Comment Re:Shall we chase the other unicorn instead? (Score 1) 51

...the worst of all worlds is a government that keeps burdensome or expensive regulations around just to make sure businesses that rely on those regulations don't suffer.

That is precisely the world you live in today.

In many areas, yes. I hope you don't think you're arguing against me in some way.

Comment Re:Shall we chase the other unicorn instead? (Score 1) 51

If we went for the classic conservative talking point of "sell insurance across state lines" we would see a large number of small offices closing as well

So what? Seriously. If a small business can't handle the free market, then it should go away. That's not a bad thing, it's a good thing, and the worst of all worlds is a government that keeps burdensome or expensive regulations around just to make sure businesses that rely on those regulations don't suffer.

Comment Re:another brave conservative blogger... (Score 1) 12

Yes, we've seen your fallacious "it has to be presented on the floor to matter" argument. But we've already shown that the Republicans have done that, and when they have, the Democrats and media ridiculed them for wasting time presenting a bill that wouldn't pass the Senate.

So a. it has been on the floor, and b. you assholes complain if it is on the floor, and if it is not. So, c. Profit!

Comment Re:Not so fast (Score 1) 3

True, Ace did incorrectly say this didn't help the poor. However, that's about the only "good" (and I use the term loosely, because the help it provided came in a wrong form and in a wrong way) thing that the ACA did. By far, the ACA has done and continues to do more harm than good, and this was its design, and we knew it from the beginning. We knew millions could, and likely would, lose the insurance plans they liked. We knew many would lose their doctors.
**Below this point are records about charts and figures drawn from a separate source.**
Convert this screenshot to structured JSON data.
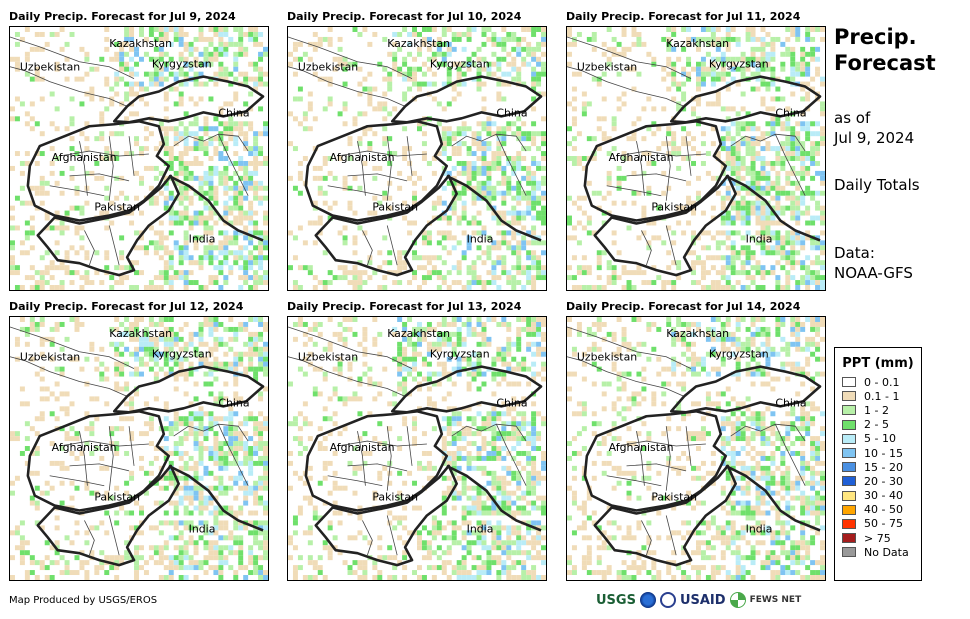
{
  "panels": [
    {
      "title": "Daily Precip. Forecast for Jul 9, 2024",
      "seed": 11
    },
    {
      "title": "Daily Precip. Forecast for Jul 10, 2024",
      "seed": 22
    },
    {
      "title": "Daily Precip. Forecast for Jul 11, 2024",
      "seed": 33
    },
    {
      "title": "Daily Precip. Forecast for Jul 12, 2024",
      "seed": 44
    },
    {
      "title": "Daily Precip. Forecast for Jul 13, 2024",
      "seed": 55
    },
    {
      "title": "Daily Precip. Forecast for Jul 14, 2024",
      "seed": 66
    }
  ],
  "map_labels": {
    "kazakhstan": "Kazakhstan",
    "uzbekistan": "Uzbekistan",
    "kyrgyzstan": "Kyrgyzstan",
    "china": "China",
    "afghanistan": "Afghanistan",
    "pakistan": "Pakistan",
    "india": "India"
  },
  "side": {
    "title_line1": "Precip.",
    "title_line2": "Forecast",
    "asof_line1": "as of",
    "asof_line2": "Jul 9, 2024",
    "daily": "Daily Totals",
    "data_line1": "Data:",
    "data_line2": "NOAA-GFS"
  },
  "legend": {
    "title": "PPT (mm)",
    "items": [
      {
        "label": "0 - 0.1",
        "color": "#ffffff"
      },
      {
        "label": "0.1 - 1",
        "color": "#f0dcb8"
      },
      {
        "label": "1 - 2",
        "color": "#b7f0a8"
      },
      {
        "label": "2 - 5",
        "color": "#6fe06b"
      },
      {
        "label": "5 - 10",
        "color": "#b9ecf7"
      },
      {
        "label": "10 - 15",
        "color": "#7fc4f2"
      },
      {
        "label": "15 - 20",
        "color": "#4a90e2"
      },
      {
        "label": "20 - 30",
        "color": "#1f5fd6"
      },
      {
        "label": "30 - 40",
        "color": "#ffe680"
      },
      {
        "label": "40 - 50",
        "color": "#ffa500"
      },
      {
        "label": "50 - 75",
        "color": "#ff3300"
      },
      {
        "label": "> 75",
        "color": "#a51d1d"
      },
      {
        "label": "No Data",
        "color": "#999999"
      }
    ]
  },
  "footer": "Map Produced by USGS/EROS",
  "logos": {
    "usgs": "USGS",
    "usaid": "USAID",
    "fews": "FEWS NET"
  }
}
We knew prices would continue to increase, and that many would have to pay a lot more money because they were forced to buy services they didn't want and didn't need.

We also knew that we could have found other ways -- that didn't make insurance policies worse for millions of people -- to help the people who didn't have insurance, and, to some extent due to that fact, didn't have good medical care, including simply raising taxes to pay for Medicaid expansion. I'd choose that over increasing the cost and scope of health insurance, and massively increasing government control over the industry.

The final thing we've known all along that I'll mention is that Obama has been lying about this from the beginning. He knew his promise that people would get to keep their coverage was false, when he said it (I know this simply because, without talking to any experts, *I* knew it, through simple deduction; it's inconceivable that he didn't know it, as he isn't a dummy and has lots of experts to talk to, and all of them knew it).

He also continues to lie every day, saying Republicans want people to not have health care, or that anyone has gotten health care for the first time in their lives because of the ACA. Both of those lies are insane. There's not a serious way to make either of them into even plausibly true. But he keeps saying this shit anyway.

As to the latter, not a single person ever has gotten health care for the first time due to the ACA, unless you're going to make the case that because of the ACA, some couples had babies that they otherwise wouldn't have had. Otherwise you're SOL on this claim: every single person in the U.S. not only had access to health care before the ACA existed, but actually got health care, even if it was self-care. This is part of the fundamental conceit of Obama and his policies: you equate two different things (health insurance vs. health care) and convince people that without the former, the latter doesn't exist, and make the case that only government can provide the former, and hence, the latter. It's insanely stupid, but I guess it works on a lot of people.